Encouraged by another couple, already experienced skiers, my girlfriend and I agreed to accompany them on a two week holiday to Austria in late February 1987. But before that, we had to locate our ski legs and take the first tentative, or in my case, petrified, steps on snow, or rather, artificial Dendix mesh.

The ordeal began with a course of evening lessons at the Crystal Palace Sports Centre dry ski slope in south London. Sadly, I recollect little of the first lesson other than it took me more than half of it before I was able to a) wedge my feet into the concrete boots, b) stand up and c) begin to tramp around in them in a manner reminiscent of Boris Karloff in the early Frankenstein movies.

The “slope”, if it could be dignified with such a noble word, was a terrifying 60 metres long and of a gradient that would barely have qualified it to be called a green run i.e. virtually flat, in any self-respecting European resort. But, for me, the distance from top to bottom resembled a pit of writhing, seething snakes.

Half way down, in the middle, stood a menacing, 8 foot high tree that called to me, like the Sirens luring sailors to shipwreck in Greek mythology, every time, and there weren’t many, I had managed to plod back to the top to make my next descent. Either side of this monster were run-outs to the bottom. It was not until the third lesson that I succeeded in routinely reaching the end without having had an intimate encounter with that tree along the way.

A couple of long, agonising months later the fateful hour arrived when we set foot – blessedly freed, for now, from those concrete blocks – on a flight to Munich, praying that the worst of the winter conditions were over and that we would catch some spring sunshine. Our destination was Auffach – notoriously difficult to pronounce after a couple of glasses of schnapps or jagertee (a potent mix of overproof rum and black tea) – in the Wildschonaü region of Austria, an area allegedly ideal for beginners.

My girlfriend and I spent the first week in ski school whilst our friends enjoyed themselves.  She was marginally, well much, better than me in the initial test, which amounted to nothing more than being able to stand up in the skis for more than 3 seconds, and was, consequently, placed in a higher standard class.

I was consigned to the lowest group which comprised one Austrian girl and half a dozen boisterous (is there any other type?) Dutch men. The instructor, who at least had the decency to be gorgeous, even in a pink Michelin (UK) or Stay Puft (US) Man outfit, spoke Dutch fluently and used it as the default language for the week. 

Unfortunately, the only Dutch I knew, other than the names of the national football team that came so close to winning both the 1974 and 1978 World Cups, was of the double variety, though I do profess to being quite fluent in that. At least I had found a ready made excuse for my ineptitude.

And that spring sunshine? Forgeddaboutit. Snowfall had been a stranger to the area since Christmas and it was conspicuous by its continued absence during our stay. Whilst the weather was generally bright it remained cold, rendering the surface thin and icy.
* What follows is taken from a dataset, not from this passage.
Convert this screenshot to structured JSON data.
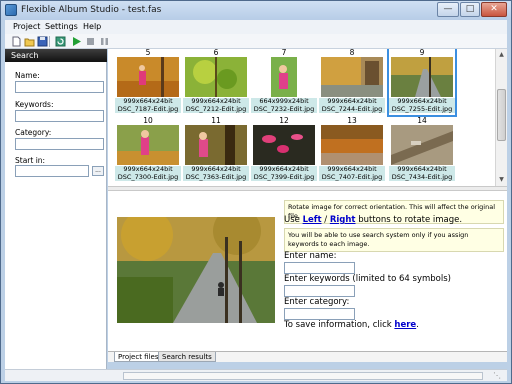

My “progress” was tortuously slow. When I wasn’t trying to step off the precarious button lifts prematurely, obliging me to climb the remainder, inevitably slipping back with every other step, I was sliding down an icy incline in a permanent and deeply uncomfortable “snowplough”. I did, however, become highly proficient at trudging down the side of the run with a ski tucked under each arm, having surrendered any belief in my capacity to achieve the same result with them strapped to my boots.

My girlfriend’s experience was equally disappointing and we agreed to forego the final day’s test run, and the life-changing opportunity to dribble down the hill in front of the entire ski school and any other sadists residing in the village, in the forlorn hope of earning a certificate (that was probably written in Dutch anyway). 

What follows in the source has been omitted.